I have two subtle questions on the definition of conditional probability and its expectation. Here's the thing.
Question 1.
Definition of a conditional probability density function
$f_{X|Y}(x,y)=\frac{f(x,y)}{f_{Y}(y)}$
And if I want to compute below probability:
$P(0<X<1|0<Y<2)$
then I think below equation is one to calculate:
$P(0<X<1|0<Y<2)=\frac{\int_{0}^{1}\int_{0}^{2}f(x,y)dydx}{\int_{0}^{2}f_{Y}(y)dy}$
and come to think of it. How about this:
$P(0<X<1|0<Y<2)=\int_{0}^{1}\int_{0}^{2}f_{X|Y}(x|y)dydx$
But it is easy to show that
$\frac{\int_{0}^{1}\int_{0}^{2}f(x,y)dydx}{\int_{0}^{2}f_{Y}(y)dy} \neq \int_{0}^{1}\int_{0}^{2}f_{X|Y}(x|y)dydx$
Where are the parts that I am missing at all?
Question 2.
The conditional expectation of $X$, given that $Y=y$, is defined for all values of $y$ such that $f_Y(y)>0$, by
$E[X|Y=y]=\int_{-\infty}^{\infty}xf_{X|Y}(x|y)dx$
Here's my question.
Since we are dealing with continuous random variable cases, we've learned that a value of a pdf at a particular point is meaningless since $P(X=a)=0$, where $X$ is a continuous one.

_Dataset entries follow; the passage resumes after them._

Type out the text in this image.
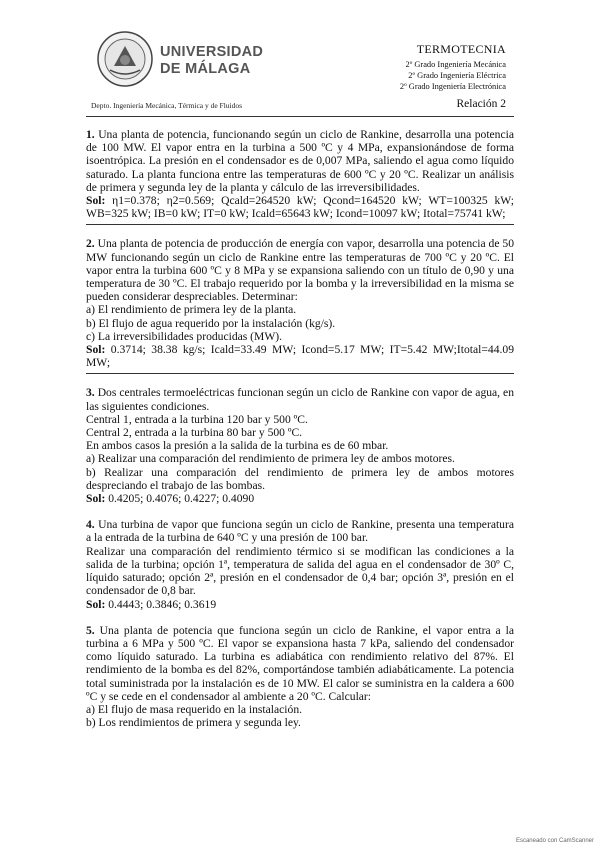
UNIVERSIDAD
DE MÁLAGA
Depto. Ingeniería Mecánica, Térmica y de Fluidos
TERMOTECNIA
2º Grado Ingeniería Mecánica
2º Grado Ingeniería Eléctrica
2º Grado Ingeniería Electrónica
Relación 2

1. Una planta de potencia, funcionando según un ciclo de Rankine, desarrolla una potencia de 100 MW. El vapor entra en la turbina a 500 ºC y 4 MPa, expansionándose de forma isoentrópica. La presión en el condensador es de 0,007 MPa, saliendo el agua como líquido saturado. La planta funciona entre las temperaturas de 600 ºC y 20 ºC. Realizar un análisis de primera y segunda ley de la planta y cálculo de las irreversibilidades.

Sol: η1=0.378; η2=0.569; Qcald=264520 kW; Qcond=164520 kW; WT=100325 kW; WB=325 kW; IB=0 kW; IT=0 kW; Icald=65643 kW; Icond=10097 kW; Itotal=75741 kW;

2. Una planta de potencia de producción de energía con vapor, desarrolla una potencia de 50 MW funcionando según un ciclo de Rankine entre las temperaturas de 700 ºC y 20 ºC. El vapor entra la turbina 600 ºC y 8 MPa y se expansiona saliendo con un título de 0,90 y una temperatura de 30 ºC. El trabajo requerido por la bomba y la irreversibilidad en la misma se pueden considerar despreciables. Determinar:

a) El rendimiento de primera ley de la planta.

b) El flujo de agua requerido por la instalación (kg/s).

c) La irreversibilidades producidas (MW).

Sol: 0.3714; 38.38 kg/s; Icald=33.49 MW; Icond=5.17 MW; IT=5.42 MW;Itotal=44.09 MW;

3. Dos centrales termoeléctricas funcionan según un ciclo de Rankine con vapor de agua, en las siguientes condiciones.

Central 1, entrada a la turbina 120 bar y 500 ºC.

Central 2, entrada a la turbina 80 bar y 500 ºC.

En ambos casos la presión a la salida de la turbina es de 60 mbar.

a) Realizar una comparación del rendimiento de primera ley de ambos motores.

b) Realizar una comparación del rendimiento de primera ley de ambos motores despreciando el trabajo de las bombas.

Sol: 0.4205; 0.4076; 0.4227; 0.4090

4. Una turbina de vapor que funciona según un ciclo de Rankine, presenta una temperatura a la entrada de la turbina de 640 ºC y una presión de 100 bar.

Realizar una comparación del rendimiento térmico si se modifican las condiciones a la salida de la turbina; opción 1ª, temperatura de salida del agua en el condensador de 30º C, líquido saturado; opción 2ª, presión en el condensador de 0,4 bar; opción 3ª, presión en el condensador de 0,8 bar.

Sol: 0.4443; 0.3846; 0.3619

5. Una planta de potencia que funciona según un ciclo de Rankine, el vapor entra a la turbina a 6 MPa y 500 ºC. El vapor se expansiona hasta 7 kPa, saliendo del condensador como líquido saturado. La turbina es adiabática con rendimiento relativo del 87%. El rendimiento de la bomba es del 82%, comportándose también adiabáticamente. La potencia total suministrada por la instalación es de 10 MW. El calor se suministra en la caldera a 600 ºC y se cede en el condensador al ambiente a 20 ºC. Calcular:

a) El flujo de masa requerido en la instalación.

b) Los rendimientos de primera y segunda ley.

Escaneado con CamScanner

But, as you can see in the definition of conditional expectation, the given condition is $Y=y$ not that $Y$ is in some interval or something like that.
I don't see why it is a valid definition.
p.s. The text book is Introduction to Probability Models 10th Ed. by Sheldon M. Ross.